Todas as fichas estavam em Neymar, um jogador ainda em formação. A faixa de capitão foi entregue a Thiago Silva, que da mesma forma dos demais jogadores, não estava preparado para uma pressão daquela. A seleção brasileira treinava pouco e o ufanista Parreira voltava a dizer que a equipe era a favorita para o título.
Mesmo sem jogar no fatídico 7 x 1, Thiago Silva continua carregando a sombra de um dos principais responsáveis pelo “Maracanaço 2”. Até concordo que o jogador não pode ser capitão, pois nem todo mundo nasce com aptidão para liderança.

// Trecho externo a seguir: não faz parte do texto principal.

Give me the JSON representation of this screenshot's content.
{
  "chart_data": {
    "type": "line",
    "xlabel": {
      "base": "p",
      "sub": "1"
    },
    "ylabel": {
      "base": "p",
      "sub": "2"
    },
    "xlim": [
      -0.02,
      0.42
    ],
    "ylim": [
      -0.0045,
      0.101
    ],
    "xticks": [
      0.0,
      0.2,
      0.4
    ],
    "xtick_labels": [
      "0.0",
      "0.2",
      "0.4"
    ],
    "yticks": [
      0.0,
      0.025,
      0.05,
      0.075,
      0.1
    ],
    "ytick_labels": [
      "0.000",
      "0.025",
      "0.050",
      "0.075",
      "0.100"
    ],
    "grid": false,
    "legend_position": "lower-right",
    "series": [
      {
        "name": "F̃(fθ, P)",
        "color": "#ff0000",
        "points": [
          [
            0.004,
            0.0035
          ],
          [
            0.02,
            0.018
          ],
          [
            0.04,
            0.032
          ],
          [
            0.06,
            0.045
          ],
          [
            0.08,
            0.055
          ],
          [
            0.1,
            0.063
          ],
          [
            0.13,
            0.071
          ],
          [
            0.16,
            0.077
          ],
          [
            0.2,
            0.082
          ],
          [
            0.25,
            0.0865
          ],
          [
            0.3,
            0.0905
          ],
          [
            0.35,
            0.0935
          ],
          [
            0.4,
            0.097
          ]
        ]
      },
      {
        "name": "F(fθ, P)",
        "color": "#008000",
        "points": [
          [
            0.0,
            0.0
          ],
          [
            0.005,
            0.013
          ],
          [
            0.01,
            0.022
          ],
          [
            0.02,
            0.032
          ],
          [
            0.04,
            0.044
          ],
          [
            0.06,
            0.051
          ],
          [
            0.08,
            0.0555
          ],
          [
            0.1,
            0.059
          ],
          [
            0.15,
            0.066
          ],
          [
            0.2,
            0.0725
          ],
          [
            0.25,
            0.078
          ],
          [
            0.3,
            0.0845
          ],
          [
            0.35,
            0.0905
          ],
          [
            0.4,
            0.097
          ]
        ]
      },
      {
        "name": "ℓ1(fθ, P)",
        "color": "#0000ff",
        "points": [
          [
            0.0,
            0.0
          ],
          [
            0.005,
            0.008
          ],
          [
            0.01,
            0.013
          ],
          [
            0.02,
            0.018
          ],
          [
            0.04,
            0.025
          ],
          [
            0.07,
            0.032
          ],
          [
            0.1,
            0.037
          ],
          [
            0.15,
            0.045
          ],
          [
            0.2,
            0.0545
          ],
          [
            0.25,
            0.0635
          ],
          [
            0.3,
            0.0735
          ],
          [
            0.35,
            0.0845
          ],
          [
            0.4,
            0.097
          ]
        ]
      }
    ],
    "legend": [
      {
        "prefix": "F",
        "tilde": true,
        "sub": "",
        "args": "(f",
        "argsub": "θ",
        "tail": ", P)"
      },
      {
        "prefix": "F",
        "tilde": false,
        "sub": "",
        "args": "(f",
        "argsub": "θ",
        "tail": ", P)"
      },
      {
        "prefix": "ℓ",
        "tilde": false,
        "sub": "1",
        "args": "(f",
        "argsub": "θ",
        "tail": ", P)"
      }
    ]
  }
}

Isso não quer dizer que não mereça a titularidade, pois se seleção é o momento, ninguém melhor para a posição. Dunga, o mesmo treinador que em 2010 treinou uma seleção nervosa, que parecia levar jogadores então alegres como o Robinho para uma guerra (quem não se lembra do semblante dele no jogo contra a Holanda), e nem de longe representava o típico futebol brasileiro, quer transformar o melhor zagueiro do mundo no novo Barbosa.

“CHICO – UM ARTISTA BRASILEIRO”

 Vale a pena assistir ao filme “Chico, um Artista Brasileiro”, principalmente para aqueles que se acham no direito de agredirem pessoas que pensam de modo diferente, principalmente no quesito política.
Podem ficar tranquilos. O filme não aborda o momento atual do País e nem chega a ser um resumo de sua carreira artística, já que em duas horas não seria possível. Serve apenas para se conhecer melhor um gênio da Música Popular Brasileira.